Challenges of using Data Mining Techniques to Analyze and Forecast COVID-19 Pandemic in Zambia
Main Article Content
Abstract
COVID-19 is a highly infectious respiratory disease that belongs to the SARS group of viruses that has presented a global challenge to almost everyone world-wide. During the early stages of the pandemic in Zambia, a major challenge was the limited data and datasets for COVID-19. This challenge restricted research, especially in data mining. The challenge of data and datasets is currently improving. This paper presents the challenges of using data mining techniques and models to analyze and forecast the COVID-19 pandemic in Zambia. The analysis initially presents the methodology used for creating a dataset that focuses on the pandemic at provincial scope and uses the Zambia National Public Health Institute (ZNPHI) and Ministry of Health Zambia daily situation reports. The analysis of the pandemic at country level used the COVID-19 datasets from the Humanitarian Data Exchange (HDX) and the European Center for Disease Prevention and Control (ECDC).
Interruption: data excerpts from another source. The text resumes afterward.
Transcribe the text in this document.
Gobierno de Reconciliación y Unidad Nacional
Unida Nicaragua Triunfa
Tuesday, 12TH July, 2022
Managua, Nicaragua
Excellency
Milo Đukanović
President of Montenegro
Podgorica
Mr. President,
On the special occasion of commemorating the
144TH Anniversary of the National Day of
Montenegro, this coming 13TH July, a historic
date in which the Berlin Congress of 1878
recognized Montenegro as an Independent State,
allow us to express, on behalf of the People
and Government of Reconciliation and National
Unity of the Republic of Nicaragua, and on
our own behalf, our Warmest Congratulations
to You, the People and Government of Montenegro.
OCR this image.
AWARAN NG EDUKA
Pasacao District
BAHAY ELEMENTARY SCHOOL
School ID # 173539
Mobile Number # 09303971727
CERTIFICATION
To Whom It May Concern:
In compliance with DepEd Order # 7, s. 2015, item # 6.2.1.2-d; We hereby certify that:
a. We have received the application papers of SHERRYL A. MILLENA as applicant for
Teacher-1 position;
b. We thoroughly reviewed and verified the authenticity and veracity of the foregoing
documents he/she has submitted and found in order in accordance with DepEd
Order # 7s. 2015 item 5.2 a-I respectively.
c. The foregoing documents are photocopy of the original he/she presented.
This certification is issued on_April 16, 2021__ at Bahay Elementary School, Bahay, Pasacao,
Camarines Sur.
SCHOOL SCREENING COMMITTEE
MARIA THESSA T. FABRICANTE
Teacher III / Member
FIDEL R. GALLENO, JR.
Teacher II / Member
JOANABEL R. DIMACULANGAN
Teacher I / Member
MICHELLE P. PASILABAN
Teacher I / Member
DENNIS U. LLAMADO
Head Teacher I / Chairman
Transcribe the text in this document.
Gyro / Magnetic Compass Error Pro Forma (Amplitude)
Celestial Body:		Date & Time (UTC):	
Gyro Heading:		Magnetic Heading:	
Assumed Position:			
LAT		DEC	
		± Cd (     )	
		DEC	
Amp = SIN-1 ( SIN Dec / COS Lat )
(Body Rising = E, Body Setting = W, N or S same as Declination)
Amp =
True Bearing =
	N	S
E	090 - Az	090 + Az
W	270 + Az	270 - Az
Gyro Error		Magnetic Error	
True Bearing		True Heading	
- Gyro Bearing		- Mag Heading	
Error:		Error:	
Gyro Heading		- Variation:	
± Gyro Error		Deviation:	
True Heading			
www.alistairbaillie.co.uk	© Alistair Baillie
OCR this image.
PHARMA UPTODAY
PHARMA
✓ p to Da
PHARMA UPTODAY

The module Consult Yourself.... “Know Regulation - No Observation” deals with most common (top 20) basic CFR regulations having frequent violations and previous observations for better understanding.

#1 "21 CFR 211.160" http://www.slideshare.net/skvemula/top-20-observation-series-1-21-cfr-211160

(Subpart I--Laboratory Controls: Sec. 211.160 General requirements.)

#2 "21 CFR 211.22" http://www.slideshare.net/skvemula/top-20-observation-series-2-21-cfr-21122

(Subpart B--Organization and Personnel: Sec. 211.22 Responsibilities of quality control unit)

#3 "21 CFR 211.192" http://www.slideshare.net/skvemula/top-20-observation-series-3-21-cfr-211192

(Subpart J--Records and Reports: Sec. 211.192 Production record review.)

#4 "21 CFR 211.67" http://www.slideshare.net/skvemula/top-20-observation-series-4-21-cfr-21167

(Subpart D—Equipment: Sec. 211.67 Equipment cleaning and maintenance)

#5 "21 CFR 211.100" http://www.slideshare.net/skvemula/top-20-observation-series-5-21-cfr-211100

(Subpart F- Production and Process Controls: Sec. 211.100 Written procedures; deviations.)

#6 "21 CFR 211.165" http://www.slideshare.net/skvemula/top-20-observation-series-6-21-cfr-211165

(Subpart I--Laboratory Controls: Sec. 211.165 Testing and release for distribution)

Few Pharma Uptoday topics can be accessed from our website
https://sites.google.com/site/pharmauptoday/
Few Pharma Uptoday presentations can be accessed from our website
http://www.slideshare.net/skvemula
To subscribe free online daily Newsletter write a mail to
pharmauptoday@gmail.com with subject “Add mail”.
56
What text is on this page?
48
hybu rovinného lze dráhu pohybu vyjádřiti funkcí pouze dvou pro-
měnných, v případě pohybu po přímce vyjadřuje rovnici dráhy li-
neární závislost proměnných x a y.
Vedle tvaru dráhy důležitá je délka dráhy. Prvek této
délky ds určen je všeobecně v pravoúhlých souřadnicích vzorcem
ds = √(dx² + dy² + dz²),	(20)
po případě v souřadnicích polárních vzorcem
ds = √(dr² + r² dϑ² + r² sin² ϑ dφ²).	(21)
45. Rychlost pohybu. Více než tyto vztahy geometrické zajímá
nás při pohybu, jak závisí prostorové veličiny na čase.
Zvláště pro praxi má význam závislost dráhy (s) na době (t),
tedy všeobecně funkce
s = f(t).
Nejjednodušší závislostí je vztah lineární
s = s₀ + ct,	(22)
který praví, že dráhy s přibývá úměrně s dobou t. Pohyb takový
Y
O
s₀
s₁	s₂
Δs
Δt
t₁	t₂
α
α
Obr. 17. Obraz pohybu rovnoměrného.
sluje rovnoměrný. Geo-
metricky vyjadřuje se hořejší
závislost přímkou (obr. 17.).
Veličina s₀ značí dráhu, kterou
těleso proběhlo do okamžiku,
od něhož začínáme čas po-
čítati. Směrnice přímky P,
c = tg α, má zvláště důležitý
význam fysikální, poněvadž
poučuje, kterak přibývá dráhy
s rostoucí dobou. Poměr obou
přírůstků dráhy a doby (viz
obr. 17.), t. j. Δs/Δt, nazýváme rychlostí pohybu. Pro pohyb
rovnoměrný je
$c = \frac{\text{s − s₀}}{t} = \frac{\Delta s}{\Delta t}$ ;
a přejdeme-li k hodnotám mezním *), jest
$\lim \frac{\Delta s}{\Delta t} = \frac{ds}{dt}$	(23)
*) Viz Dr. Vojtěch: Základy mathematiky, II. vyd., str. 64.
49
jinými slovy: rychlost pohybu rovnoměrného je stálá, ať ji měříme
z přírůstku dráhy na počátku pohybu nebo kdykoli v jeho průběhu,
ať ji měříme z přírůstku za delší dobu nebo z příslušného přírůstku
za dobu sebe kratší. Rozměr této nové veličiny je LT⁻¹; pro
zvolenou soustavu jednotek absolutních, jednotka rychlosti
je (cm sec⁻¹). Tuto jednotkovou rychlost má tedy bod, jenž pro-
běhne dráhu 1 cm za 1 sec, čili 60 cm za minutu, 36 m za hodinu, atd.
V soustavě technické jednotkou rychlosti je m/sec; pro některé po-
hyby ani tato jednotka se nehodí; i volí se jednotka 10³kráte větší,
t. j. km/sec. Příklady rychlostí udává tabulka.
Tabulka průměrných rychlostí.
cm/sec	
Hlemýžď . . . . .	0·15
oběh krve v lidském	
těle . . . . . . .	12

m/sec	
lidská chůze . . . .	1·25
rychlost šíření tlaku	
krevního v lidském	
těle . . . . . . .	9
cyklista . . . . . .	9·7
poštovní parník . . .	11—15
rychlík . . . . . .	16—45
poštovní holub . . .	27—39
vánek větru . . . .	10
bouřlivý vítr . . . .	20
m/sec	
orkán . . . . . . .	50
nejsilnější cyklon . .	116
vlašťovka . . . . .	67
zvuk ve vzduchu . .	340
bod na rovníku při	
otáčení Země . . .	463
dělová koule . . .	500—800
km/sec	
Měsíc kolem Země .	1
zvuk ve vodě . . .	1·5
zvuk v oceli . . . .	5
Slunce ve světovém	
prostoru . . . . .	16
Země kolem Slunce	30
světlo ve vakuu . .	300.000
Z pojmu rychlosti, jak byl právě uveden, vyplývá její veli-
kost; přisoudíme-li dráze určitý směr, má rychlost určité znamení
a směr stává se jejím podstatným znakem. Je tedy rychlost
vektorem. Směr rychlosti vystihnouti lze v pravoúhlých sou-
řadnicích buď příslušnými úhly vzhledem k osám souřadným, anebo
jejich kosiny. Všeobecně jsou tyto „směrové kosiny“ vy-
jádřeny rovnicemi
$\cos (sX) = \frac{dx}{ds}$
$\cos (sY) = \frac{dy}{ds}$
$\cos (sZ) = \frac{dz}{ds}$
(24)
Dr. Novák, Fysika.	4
The study finally discusses the development and evaluation of the forecasting model. The forecasting model is based on the COVID_SEIRD Python package. To evaluate the forecasting model, the research utilized a combination of correlation and the max-function from basic statistics. The analysis focuses on finding the provincial area with the most COVID-19 cases in Zambia, while the forecasting process manages to forecast the trend of the pandemic for recoveries and fatalities.